HPC4Manufacturing Program: A National Laboratory - Industry Partnership in High Performance Computational Simulations for Energy Efficiency: Robin Miles1; Peg Folta1; Jeff Roberts1; 1Lawrence Livermore National Laboratory
The HPC4Manufacture program is a new EERE-sponsored program with the aims of introducing industry to High Performance Computing for advanced science and engineering simulations, transferring advanced simulation techniques developed at the National Laboratories to industry and reducing industrial energy usage. The three partner national laboratories have been working with a variety of large and small companies in a variety of energy intensive industries to improve manufacturing processes and enhance product design.
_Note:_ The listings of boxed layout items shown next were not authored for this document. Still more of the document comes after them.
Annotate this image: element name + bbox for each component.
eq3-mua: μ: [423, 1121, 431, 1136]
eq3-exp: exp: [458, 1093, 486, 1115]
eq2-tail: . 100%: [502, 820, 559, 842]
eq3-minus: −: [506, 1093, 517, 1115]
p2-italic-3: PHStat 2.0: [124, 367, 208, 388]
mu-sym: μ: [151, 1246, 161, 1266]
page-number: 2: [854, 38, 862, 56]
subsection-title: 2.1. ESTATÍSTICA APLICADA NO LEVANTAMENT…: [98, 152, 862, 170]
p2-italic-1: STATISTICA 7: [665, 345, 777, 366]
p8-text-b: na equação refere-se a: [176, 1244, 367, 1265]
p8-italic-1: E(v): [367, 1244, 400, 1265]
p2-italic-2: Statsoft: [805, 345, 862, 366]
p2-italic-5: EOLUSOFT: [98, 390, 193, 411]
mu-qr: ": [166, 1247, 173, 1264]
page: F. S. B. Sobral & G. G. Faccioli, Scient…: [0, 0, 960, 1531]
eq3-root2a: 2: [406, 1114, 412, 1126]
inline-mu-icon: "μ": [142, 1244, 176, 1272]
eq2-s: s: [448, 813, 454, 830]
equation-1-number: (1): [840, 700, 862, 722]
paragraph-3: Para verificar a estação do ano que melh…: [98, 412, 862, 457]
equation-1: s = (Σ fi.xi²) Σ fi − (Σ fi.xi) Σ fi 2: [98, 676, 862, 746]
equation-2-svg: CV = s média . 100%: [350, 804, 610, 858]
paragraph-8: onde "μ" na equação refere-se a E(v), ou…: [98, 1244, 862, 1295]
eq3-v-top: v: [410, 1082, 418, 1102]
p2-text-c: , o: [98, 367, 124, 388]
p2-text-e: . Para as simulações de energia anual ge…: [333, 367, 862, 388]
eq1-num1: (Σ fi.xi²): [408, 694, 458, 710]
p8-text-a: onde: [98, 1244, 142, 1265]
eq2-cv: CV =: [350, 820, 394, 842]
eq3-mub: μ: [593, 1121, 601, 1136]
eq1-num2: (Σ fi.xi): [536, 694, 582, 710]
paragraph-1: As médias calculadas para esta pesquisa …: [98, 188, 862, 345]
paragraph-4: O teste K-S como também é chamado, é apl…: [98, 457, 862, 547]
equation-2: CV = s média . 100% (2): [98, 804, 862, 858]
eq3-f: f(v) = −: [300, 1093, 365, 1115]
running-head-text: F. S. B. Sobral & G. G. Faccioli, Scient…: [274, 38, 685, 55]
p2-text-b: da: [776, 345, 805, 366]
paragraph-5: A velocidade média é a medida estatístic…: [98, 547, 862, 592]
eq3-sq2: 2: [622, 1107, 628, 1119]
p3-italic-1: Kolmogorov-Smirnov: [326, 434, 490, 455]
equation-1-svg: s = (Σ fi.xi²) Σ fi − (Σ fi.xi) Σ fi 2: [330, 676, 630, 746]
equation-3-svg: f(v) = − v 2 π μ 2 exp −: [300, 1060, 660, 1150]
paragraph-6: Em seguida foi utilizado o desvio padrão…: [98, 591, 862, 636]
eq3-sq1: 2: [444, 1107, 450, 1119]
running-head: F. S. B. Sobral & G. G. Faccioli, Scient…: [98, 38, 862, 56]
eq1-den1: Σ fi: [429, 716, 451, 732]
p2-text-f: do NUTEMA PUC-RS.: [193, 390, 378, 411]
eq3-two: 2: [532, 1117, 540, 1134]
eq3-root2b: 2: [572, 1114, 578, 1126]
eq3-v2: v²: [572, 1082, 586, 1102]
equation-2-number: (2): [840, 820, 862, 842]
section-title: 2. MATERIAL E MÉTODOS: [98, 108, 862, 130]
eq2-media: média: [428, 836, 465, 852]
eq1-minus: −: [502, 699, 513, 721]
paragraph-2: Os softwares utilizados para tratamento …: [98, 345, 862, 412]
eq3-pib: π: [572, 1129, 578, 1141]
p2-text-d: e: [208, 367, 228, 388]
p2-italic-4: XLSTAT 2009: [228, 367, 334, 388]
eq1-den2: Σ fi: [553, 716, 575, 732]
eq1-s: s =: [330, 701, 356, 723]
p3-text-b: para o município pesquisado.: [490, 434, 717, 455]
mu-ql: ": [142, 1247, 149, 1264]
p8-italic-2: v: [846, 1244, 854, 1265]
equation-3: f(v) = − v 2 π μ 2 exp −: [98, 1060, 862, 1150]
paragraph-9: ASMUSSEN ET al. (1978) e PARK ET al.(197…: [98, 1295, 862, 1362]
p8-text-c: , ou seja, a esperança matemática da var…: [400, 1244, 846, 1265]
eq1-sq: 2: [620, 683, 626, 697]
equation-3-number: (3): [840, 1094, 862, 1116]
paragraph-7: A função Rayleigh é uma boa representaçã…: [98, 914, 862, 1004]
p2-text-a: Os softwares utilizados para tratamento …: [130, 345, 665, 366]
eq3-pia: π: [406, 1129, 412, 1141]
Examples include optimizing steel-making furnaces to reduce energy and coke usage and advanced CFD modeling of turbines used for aerospace and energy generation. Many companies are interested in advanced simulation as a way to reduce costs associated with product/or and process testing. An overview of the program will presented and example projects discussed.
ICME in Design of Hard Materials and Substitution of Critical Raw Materials: Anssi Laukkanen1; Tatu Pinomaa1; Tom Andersson1; Matti Lindroos1; Tomi Suhonen1; Kenneth Holmberg1; 1VTT
The Process-Structure-Properties-Performance (PSPP) paradigm is emerging as one of the cornerstones of implementing integrated computational materials engineering (ICME) for materials R&D needs, such as discovery and development of novel material solutions, optimization and tailoring of product specific materials, and overall troubleshooting materials affiliated problems. We present a case study employing an in-house multiscale materials modeling toolset in design of WC-Co hard materials and TiC-Ni critical raw material substitutes. The approach merges phase field and kinetics modeling of material processing to imaging based modeling of material nano-microstructure to establish causal material properties and performance under typical application environments. Computation driven material design aspects are addressed by an informatics solution incorporating evolutionary computing and machine learning. The results demonstrate how ICME can be applied in designing novel composite materials and finding substitute candidates.